(Saint-Esprit) « On se sent vivre », s’enthousiasme Rachel, 50 ans, venue profiter de la réouverture des plages de Martinique lundi, première étape de l’assouplissement du confinement due à une amélioration de la situation sanitaire due à l’épidémie de COVID-19.

Agence France-Presse

En vigueur en Martinique depuis le 9 août, le confinement doit être adapté en plusieurs phases, a indiqué lundi le préfet Stanislas Cazelles.

Outre les plages, les déplacements sont autorisés depuis lundi dans un rayon de 10 km, au lieu d’un kilomètre autour du domicile.
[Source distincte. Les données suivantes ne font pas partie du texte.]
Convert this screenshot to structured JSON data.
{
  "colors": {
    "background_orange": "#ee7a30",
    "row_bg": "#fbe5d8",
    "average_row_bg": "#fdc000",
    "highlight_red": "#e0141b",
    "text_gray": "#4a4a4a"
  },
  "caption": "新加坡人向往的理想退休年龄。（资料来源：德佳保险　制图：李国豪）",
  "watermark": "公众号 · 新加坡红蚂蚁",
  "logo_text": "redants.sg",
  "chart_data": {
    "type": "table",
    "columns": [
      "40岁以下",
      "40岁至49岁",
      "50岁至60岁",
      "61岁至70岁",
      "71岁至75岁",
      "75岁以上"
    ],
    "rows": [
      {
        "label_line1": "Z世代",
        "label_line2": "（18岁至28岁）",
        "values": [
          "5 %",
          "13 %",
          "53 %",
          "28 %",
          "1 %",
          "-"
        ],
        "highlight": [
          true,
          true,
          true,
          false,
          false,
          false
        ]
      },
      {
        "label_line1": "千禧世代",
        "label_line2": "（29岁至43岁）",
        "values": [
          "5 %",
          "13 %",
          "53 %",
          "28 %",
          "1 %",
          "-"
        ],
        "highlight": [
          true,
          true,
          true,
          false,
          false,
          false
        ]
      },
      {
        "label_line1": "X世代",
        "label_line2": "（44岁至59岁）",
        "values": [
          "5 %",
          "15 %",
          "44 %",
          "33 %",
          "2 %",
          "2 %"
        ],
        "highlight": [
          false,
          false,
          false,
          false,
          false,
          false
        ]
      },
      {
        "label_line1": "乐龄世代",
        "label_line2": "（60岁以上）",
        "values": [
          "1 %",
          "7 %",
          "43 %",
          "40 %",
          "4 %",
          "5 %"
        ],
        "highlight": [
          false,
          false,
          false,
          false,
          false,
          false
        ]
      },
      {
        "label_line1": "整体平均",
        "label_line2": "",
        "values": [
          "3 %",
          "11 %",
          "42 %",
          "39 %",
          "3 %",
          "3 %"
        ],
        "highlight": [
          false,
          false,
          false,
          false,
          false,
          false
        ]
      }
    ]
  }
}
La navigation est possible avec la règle de six passagers maximum pour les bateaux privés.

En revanche, les horaires du couvre-feu restent inchangés : il est interdit de se déplacer entre 19 h et 5 h, sauf motif impérieux.

À partir du mercredi, les commerces non essentiels pourront rouvrir en respectant l’obligation du port du masque et la jauge de 8 m2 par personne. Les restaurants et les salles de sports pourront eux aussi lever le rideau, le laissez-passer sanitaire y sera obligatoire.

Le laissez-passer sanitaire concernera également les activités sportives, culturelles et les loisirs. Les salariés des secteurs concernés seront soumis à l’obligation du laissez-passer sanitaire à partir du 11 octobre.

Sur la plage de la commune des Anses-d’Arlet, les baigneurs arrivent par petits groupes sous un ciel sans nuage. Certains entrent sans attendre dans l’eau, tandis que d’autres s’installent sur leurs serviettes, en dépit des règles sanitaires.

Car « pour empêcher toute festivité amicale ou familiale, limiter les contacts et donc les nouvelles contaminations », la plage n’est accessible que sur un « mode dynamique », pour « celles et ceux qui souhaitent nager ou marcher », précise la préfecture de Martinique.

Thierry, 41 ans a aussi enfreint la règle qui impose de se déplacer dans un rayon de 10 kilomètres autour de chez soi. « On est comme des prisonniers, la seule chose qui manque, c’est le bracelet au pied. On veut plus de libertés, mais avec la COVID-19, ce n’est pas évident. Les restrictions, on les comprend, mais l’enfermement, ce n’est pas évident », fait-il valoir.

La préfecture a justifié lundi le maintien des restrictions en raison d’une situation sanitaire qui « reste délicate avec des indicateurs au-dessus des seuils d’alerte et un hôpital sous tension ». Un total de 264 personnes étaient hospitalisées dont 86 patients en soins critiques, selon les chiffres publiés lundi par l’ARS Martinique.

L’obligation vaccinale pour les soignants en Martinique entrera en vigueur progressivement. Une première étape est fixée au 11 octobre avec la mise en place du laissez-passer sanitaire, puis contrôle de la première injection.